Looking For Time (Quogue and Loft)_layered cutouts and videos (2007)

Press Release

francesca kaufmann is proud to present a solo show by maggie cardelùs. the corpus of the artist can be understood as a large photo album in constant process of becoming, exploring the connection between the photographic image, time and memory.

the various works presented in the exhibition, looking for time, continue to develop this underlying project while presenting new investigations. until now the physical confrontation of the artist with the photographic image has been concentrated upon the manual action of the ‘cut’ – by which the images, chosen from cardelùs’ personal archive, were modified, printed in various formats, cut and thereby transformed into photographic sculptures, giving life to grand-scale, three-dimensional installations. in this exhibition we see other processes coming to the foreground: projection, movement, montage and duration. time is the protagonist of this exhibition. a single photographic image, the crystallization of a fraction of a moment, is dilated to the extreme in a video. thousands upon thousands of photographs are organized into a sequence that plays for ten years. the fading memory of the past entrusted to an ephemeral paper support, contrasts with a future time created in a digital frame piece whereby the artist connects herself to its owner by a contracted agreement for the entirety of her life.

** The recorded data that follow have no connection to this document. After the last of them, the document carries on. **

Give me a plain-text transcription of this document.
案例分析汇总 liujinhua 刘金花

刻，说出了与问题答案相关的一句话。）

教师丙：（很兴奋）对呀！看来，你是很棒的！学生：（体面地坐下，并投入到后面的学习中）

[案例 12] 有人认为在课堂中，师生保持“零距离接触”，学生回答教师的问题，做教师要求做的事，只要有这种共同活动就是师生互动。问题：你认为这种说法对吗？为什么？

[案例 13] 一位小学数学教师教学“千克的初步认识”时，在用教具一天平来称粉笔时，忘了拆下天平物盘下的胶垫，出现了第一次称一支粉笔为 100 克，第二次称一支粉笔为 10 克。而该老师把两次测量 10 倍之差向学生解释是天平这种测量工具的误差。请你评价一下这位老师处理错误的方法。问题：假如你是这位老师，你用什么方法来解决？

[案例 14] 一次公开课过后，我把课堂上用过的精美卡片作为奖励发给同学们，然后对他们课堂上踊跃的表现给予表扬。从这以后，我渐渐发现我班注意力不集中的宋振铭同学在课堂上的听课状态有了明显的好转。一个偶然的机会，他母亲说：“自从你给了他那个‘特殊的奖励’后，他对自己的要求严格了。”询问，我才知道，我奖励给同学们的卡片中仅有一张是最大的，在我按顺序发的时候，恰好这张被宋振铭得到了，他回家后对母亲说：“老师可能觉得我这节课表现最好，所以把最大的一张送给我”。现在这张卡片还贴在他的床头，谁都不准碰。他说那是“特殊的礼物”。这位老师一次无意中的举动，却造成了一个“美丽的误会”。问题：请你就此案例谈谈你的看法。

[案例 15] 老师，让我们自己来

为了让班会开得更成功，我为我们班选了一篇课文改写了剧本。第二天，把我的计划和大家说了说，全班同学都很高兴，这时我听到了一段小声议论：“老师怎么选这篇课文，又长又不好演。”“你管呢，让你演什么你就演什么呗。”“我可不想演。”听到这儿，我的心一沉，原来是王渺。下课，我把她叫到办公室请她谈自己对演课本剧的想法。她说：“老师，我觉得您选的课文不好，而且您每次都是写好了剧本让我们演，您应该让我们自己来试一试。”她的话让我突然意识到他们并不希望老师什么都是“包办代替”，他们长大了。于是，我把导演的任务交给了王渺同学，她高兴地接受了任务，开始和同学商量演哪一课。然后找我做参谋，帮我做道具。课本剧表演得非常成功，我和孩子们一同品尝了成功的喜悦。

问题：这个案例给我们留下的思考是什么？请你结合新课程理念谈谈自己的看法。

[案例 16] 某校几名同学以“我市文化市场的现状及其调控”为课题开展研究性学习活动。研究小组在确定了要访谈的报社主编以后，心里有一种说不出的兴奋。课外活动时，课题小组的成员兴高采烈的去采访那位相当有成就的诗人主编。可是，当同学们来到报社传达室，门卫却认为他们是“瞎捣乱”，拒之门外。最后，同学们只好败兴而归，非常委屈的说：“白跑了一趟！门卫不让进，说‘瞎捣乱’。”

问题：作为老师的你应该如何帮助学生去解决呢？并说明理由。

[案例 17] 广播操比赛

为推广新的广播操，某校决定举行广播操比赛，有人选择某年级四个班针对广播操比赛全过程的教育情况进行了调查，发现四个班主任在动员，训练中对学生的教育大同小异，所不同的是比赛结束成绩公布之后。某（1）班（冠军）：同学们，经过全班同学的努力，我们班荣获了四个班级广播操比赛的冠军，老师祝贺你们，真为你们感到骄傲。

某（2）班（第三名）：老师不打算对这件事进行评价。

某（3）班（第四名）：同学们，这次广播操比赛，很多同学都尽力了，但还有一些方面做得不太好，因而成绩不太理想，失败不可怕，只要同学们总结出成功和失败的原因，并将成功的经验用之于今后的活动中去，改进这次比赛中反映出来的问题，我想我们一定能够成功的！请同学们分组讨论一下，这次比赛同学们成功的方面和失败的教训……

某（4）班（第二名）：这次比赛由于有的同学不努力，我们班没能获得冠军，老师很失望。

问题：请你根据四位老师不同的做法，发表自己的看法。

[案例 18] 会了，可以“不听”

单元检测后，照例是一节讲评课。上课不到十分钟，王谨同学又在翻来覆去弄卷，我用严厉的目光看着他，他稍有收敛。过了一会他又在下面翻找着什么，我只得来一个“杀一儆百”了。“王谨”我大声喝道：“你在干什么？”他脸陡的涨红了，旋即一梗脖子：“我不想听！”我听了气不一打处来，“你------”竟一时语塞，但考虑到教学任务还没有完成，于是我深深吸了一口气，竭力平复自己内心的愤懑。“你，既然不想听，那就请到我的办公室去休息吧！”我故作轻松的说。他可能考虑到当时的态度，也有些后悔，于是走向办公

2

zoo, age 10 is a video that lasts ten years: eighteen-thousand photographs shot and collected by the artist between march 25, 1996 and march 26, 2006 are projected at the speed of twelve shots per second. together these images give life to a portrait of a ten year-old child named zoo. the video is accompanied by a reelaborated version beethoven’s first movement from pastoral, expanded here into the duration of ten hours.

looking for time is a video from a single image from 1996. through long sequence shots and sudden jumpcuts the image – a room reflected in a mirror in front of which we see the artist obliterated by the glare of a flash – is explored gradually, with a ‘tactile’ vision. this vision, connected to the surface of things, discovers details that recall the origins of photography: daguerre’s still-life’s, fox talbot’s window, the mirror to which many of the first photographs were compared. one of the objects seen in the reflected image is a ceramic jug. this object is ‘extracted’ from the mirror, reproduced in three-dimensional form and then covered in a reflective surface. the ceramic object recalls the materials of archeology and thus, alludes to an ‘excavation’ within the strata of time.

Looking for Time Videos

Quogue Video: A projection that stretches the instant of the snapshot to 16 minutes guides the eye into the space and across the surfaces of a single photographic image: a snapshot taken of the artist's mother in 1997, capturing a moment of deep melancholy. The viewer is drawn into a haptic and spatial relationship with the objects depicted, pushing the image beyond pictorial fixity and photographic instantaneity. A woman, her hand caressing a desk, a moving box, a vase of awkwardly and hastily arranged flowers create a strange portrait. A possible story begins to emerge from the trance-like, mechanically lingering camera.

The piece creates another form of being in and feeling time, as well another way of being with an image. Painting (eg Chardin) and early photography (eg. Talbot, Niepce) are invoked as works that, pre-dating our contemporary rhythm of image fruition, inhabited time worlds akin to Cardelus'.

Both videos are projected next to large, mirrored pitchers and reflects the projection light. The vase was made by the artist with traditional coil technique that endows the object with a built-in, looping temporality sympathetic to the adjacent, looping, time-based video.

Loft Video: A projection that stretches the instant of the snapshot to 17 minutes, guiding the eye into the space and across the surfaces of a single photographic image: a snapshot taken of a mirrored reflection of a living room in 1996, capturing the artist herself holding the camera. The viewer is drawn into a haptic and spatial relationship with the objects depicted, pushing the image beyond pictorial fixity and photographic instantaneity. A child, an empty seat, a reading figure, a camera flash create a strange family portrait and a possible story begins to emerge from the trance-like, lingering camera.The 17-minute video is then re-viewed in inverted form as though through a reflection.